I walked through cabrini green yesterday at 3-4am in the morning and didn't know where I was. I didn't feel afraid until this woman (who was selling marijuana out of a shoe polish container and said she could "read my book". Very wierd.)told me it was cabrini green and started acting like I should be afraid because I was white, in that neighborhood, and it was late. This says something interesting about fear. From where does fear originate? In you or in others? Is it contagious or encouraged? For me, if people expect me to be afraid and believe I would be afraid, it's hard to not feel fear (even though it's not really your "own" trepidation). If I'm never with a group, I am rarely afraid. What does this say about acting and relationships and career? The challenge is to hold on to your center and acknowledge when others are reluctant or maybe uncertain, and to still move forward and trust yourself, while not blocking out good advice from others. Achieving that balance, and you'll be successful anywhere.

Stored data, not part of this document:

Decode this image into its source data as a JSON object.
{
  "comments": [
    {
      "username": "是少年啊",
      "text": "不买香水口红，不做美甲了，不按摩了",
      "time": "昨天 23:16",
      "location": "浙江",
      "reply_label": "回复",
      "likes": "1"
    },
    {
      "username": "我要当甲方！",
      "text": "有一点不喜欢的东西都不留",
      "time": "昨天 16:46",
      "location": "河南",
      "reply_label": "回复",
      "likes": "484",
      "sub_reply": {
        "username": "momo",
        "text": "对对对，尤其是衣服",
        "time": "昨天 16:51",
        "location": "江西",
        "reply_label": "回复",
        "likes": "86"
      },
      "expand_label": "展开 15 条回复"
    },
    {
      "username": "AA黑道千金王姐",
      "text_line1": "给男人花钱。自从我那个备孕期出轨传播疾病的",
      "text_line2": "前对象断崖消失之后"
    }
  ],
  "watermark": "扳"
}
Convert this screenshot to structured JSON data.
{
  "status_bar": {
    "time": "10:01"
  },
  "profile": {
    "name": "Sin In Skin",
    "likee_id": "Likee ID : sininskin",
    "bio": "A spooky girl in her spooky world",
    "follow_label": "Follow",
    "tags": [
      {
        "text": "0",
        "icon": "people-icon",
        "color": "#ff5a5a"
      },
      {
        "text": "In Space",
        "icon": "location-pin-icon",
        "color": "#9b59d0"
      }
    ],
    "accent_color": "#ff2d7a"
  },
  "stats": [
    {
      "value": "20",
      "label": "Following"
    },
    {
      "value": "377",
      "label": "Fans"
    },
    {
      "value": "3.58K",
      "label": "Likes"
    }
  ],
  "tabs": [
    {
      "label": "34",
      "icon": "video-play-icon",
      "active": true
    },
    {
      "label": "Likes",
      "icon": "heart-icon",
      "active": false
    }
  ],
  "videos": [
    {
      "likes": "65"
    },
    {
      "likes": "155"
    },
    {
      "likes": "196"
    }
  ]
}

2 Types of Pursuits & 4 Types of People

Blaise Pascal said there are 2 types of people in the world, those seeking god (providing rationality) and those who have found God (providing happiness) Of that, you get this:

Neglecters -- don't seek God (irrational); don't find god (unhappy)
Fantasizers -- don't seek God (irrational); do find god (happy)
Seekers-- seek god (rational); don't find god (unhappy)
Believers -- seek god (rational); do find god (happy).

I don't want to be a fantasizer with (not saying that acting is godly at all, but...) acting. I don't want to have this pretend conception that I harbor of being an actor or a musician within a fantasy, where I go out to bars to "act", but have no recognition or credentials for it (on the other hand, that's better than not trying at all, for sure, though). I want to be a believer and achieve my success in what I want and what's best for others, too, while not abandoning things that have kept me clear in the past, like computers and teaching.